“Prevention is better than cure” the hallmark epitome of vaccine research, has historically saved millions of lives from various infectious diseases. Vaccine development against some of the difficult diseases such as adult pulmonary TB, and malaria are challenging. The latest addition to the list is the Coronavirus disease 2019 (COVID-19). It is a severe acute respiratory syndrome caused by the Coronavirus 2 (SARS-CoV-2). The virus is extremely contagious and has so far infected more than 12 million people around the globe. In the light of its rapid global spreading, on 11 March 2020, the World Health Organization has declared it a pandemic. Interestingly, the global spreading of the disease and the casualty rate are not uniform, but have so far left some countries relatively less affected. The reason(s) for this anomalous behavior are not fully understood.
In JNU a research team Dr. Arnab Bhattacharya from School of Computational & Integrative Sciences and Prof Gobardhan Das from Special Center for Molecular Medicine in collaboration with Dr. Saurabh Kumar Sharma from School of Computer and System Sciences adopted an interdisciplinary data science approach to explore the possibilities of repurposing two existing drugs against COVID-19.
These are the universal vaccination with Bacillus Calmette–Guerin(BCG) and the widespread use of the antimalarial drug chloroquine (CQ). The JNU research group performed an extensive analysis of data for countries with over 1000 reported COVID-19 cases and has shown that the incidence and mortality were higher in countries in which BCG vaccination is either absent or has been discontinued, as compared with the countries with universal vaccination.

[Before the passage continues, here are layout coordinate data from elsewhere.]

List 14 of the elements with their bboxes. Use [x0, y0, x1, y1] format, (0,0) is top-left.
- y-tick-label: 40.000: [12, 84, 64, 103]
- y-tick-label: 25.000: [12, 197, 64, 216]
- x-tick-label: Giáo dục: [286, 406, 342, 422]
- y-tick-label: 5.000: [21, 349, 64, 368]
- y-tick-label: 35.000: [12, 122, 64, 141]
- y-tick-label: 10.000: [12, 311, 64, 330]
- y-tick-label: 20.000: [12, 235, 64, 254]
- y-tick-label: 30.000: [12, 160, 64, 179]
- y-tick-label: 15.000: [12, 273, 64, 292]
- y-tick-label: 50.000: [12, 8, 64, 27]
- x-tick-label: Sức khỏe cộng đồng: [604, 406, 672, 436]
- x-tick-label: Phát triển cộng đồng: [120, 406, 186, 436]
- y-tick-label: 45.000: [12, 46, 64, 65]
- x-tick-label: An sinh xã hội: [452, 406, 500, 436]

The group, in particular Prof Das was voicing in favor of exploring the repurposing possibilities of BCG vaccine against COVID-19 since the outbreak of the virus and now this publication from the group has strengthen their claim. Furthermore, it was noted that several advanced countries such as USA, Australia and Netherland have recently started investigating the role of BCG against COVID-19, which further supports the merit of the proposal by the JNU team. The team has also performed a similar analysis of the data available for CQ, a widely used drug in the African continent and in other countries in which malaria is endemic.
This is relevant as ICMR of Government of India has also approved usage of CQ as the drug to treat COVID-19 patients. Several African countries no longer recommend it officially for the fight against malaria, due to the development of resistance to Plasmodium, but its use across the continent is still diffuse. Taken together, the data in the literature have led to the suggestion of a possible inverse correlation between BCG immunization and COVID-19 disease incidence and severity. The finding, published in Nature Cell Death & Disease journal ((2020) 11:516, with a title BCG vaccination policy and preventive chloroquine usage: do they have an impact on COVID-19 pandemic? is novel and extremely encouraging at the time when the world is still clueless in developing an effective vaccine against the virus. The group is further planning to take this to next level and look for the translational aspect of their discovery.